Among other spots here and in Europe, McMillan worked at the legendary Les Caprices de Nicolas, under the tutelage of the late Nicolas Jongleux, who died by suicide. As did McMillan buddy and mentor Anthony Bourdain.

“There have been a hell of a lot of suicides. Quite a bit of drug overdoses. Lots of drug abuse and alcoholism. I’m pretty damaged, but health-wise I’m good.”

He did a stint in rehab three years ago. Now he will only drink some wine “maybe once a month on special occasions under strict, supervisory conditions.”

“I like waking up at 5 a.m. at the farm. I’m in bed at 7:30, 8 at night, often before my daughters. … We were not working 35, 40 hours a week before. There were 80 hours a week, if not 100. … Seeing the sun rise now is a new thing for me.”

Could he ever be enticed back to the trade?

“Maybe this is an intermission. Maybe I just need 36 months off.
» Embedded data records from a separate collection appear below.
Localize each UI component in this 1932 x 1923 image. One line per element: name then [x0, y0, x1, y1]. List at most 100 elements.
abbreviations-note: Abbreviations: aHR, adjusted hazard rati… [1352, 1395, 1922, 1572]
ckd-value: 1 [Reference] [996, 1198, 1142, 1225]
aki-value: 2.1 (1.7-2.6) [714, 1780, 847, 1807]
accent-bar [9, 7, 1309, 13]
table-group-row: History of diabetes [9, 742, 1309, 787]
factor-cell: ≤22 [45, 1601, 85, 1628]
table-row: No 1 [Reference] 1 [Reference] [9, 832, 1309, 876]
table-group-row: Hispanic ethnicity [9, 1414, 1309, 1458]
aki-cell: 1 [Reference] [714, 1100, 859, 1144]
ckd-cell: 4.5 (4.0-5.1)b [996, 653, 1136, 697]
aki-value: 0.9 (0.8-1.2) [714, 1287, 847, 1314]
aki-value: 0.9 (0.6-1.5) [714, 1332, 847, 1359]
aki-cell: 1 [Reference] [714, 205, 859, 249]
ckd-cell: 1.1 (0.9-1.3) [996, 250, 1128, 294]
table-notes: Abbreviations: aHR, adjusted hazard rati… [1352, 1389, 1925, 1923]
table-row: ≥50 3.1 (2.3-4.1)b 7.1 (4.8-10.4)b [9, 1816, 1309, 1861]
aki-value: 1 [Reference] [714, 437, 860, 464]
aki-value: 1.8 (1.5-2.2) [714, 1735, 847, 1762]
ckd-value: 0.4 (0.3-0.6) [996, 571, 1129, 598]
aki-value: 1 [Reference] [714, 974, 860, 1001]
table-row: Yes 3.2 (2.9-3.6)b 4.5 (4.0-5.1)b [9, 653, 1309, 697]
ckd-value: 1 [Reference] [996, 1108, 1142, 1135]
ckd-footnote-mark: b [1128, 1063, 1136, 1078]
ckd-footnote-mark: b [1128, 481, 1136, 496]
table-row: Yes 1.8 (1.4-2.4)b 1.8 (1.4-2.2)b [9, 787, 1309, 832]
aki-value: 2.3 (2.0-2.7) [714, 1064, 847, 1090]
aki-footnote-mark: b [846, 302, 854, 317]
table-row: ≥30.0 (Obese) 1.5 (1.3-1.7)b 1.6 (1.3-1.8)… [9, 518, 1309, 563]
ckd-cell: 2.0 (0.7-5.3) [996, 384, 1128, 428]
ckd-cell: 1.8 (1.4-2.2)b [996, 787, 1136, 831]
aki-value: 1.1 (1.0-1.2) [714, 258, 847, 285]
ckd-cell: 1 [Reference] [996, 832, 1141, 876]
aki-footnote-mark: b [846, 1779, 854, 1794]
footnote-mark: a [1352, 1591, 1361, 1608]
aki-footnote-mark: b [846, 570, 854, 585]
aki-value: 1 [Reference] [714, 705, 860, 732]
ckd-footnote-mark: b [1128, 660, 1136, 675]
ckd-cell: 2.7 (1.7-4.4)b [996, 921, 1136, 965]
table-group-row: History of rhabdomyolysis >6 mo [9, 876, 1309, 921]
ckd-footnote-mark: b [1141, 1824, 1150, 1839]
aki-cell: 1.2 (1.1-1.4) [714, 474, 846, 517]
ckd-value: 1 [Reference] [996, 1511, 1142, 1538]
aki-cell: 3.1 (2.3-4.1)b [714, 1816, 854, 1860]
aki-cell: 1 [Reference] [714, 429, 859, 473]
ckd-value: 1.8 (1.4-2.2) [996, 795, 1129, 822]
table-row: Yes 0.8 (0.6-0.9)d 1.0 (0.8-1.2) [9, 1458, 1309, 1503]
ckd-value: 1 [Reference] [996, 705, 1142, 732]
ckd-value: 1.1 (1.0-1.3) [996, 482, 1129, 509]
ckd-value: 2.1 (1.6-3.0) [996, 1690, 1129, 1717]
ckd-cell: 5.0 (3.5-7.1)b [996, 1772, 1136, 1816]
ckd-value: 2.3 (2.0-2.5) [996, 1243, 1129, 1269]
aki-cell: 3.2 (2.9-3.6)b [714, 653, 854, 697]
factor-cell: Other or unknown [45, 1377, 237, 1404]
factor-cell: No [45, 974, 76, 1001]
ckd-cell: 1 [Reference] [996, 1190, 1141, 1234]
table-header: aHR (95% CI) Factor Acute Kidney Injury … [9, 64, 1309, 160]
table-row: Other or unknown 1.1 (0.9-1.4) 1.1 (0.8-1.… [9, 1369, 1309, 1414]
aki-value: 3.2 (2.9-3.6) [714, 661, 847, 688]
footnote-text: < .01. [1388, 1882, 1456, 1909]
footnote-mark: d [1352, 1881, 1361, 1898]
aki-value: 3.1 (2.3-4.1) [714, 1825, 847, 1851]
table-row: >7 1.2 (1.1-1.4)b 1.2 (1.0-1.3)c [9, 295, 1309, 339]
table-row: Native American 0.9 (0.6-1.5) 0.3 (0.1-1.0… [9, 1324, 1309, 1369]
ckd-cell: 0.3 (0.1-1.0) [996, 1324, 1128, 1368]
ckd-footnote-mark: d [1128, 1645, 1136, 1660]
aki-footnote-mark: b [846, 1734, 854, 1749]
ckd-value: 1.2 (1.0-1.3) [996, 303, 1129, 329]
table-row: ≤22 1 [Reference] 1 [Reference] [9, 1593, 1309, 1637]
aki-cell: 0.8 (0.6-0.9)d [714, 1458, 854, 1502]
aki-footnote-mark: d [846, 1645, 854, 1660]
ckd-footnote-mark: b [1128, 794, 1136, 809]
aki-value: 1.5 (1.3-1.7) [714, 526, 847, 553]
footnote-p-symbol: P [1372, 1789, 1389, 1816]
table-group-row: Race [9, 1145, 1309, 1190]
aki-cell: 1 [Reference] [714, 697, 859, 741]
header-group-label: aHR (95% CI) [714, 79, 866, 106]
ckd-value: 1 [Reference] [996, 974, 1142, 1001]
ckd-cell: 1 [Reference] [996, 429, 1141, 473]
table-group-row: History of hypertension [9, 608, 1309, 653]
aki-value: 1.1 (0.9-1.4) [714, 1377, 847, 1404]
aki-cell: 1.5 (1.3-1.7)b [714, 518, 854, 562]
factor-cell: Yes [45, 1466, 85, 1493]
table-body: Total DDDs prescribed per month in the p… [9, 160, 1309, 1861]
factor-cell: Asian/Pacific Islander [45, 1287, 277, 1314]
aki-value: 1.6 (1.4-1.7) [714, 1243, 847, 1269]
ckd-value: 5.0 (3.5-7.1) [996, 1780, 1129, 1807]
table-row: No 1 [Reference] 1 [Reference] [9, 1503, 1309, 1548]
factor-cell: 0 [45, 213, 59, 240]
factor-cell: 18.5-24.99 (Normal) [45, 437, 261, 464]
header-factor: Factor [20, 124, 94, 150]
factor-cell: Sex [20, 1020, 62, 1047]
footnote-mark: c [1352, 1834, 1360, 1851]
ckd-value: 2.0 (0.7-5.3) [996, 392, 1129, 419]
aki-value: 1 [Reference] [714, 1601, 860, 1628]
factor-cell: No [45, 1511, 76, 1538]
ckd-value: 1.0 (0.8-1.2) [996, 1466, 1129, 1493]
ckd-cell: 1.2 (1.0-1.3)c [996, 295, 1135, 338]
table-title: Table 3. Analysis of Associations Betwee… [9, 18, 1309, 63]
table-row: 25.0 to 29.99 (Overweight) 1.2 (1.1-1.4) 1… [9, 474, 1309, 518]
Maybe I will open a 12-seat restaurant at the farm one day. … But it’s such a young man’s game now. Part of my brain thinks it’s 16 years old, and I can do it. But the reality is that even when I do cook for five or six people at the farm, my back hurts, my knees hurt, my ankles hurt. I’m not as sharp as I used to be. I’m not in my apex, predator mode.

“When I come into the city now, dread fills my heart. I’m too old to find parking. But my heart fills with joy when I’m driving down a dirt road and I see deer and wild turkeys. And see the horizon. I spent 12 hours a day inside a window-less, white-tiled room with stainless steel and six-burner stoves. Being able to walk away from the restaurant business sometimes feels like walking away from jail.”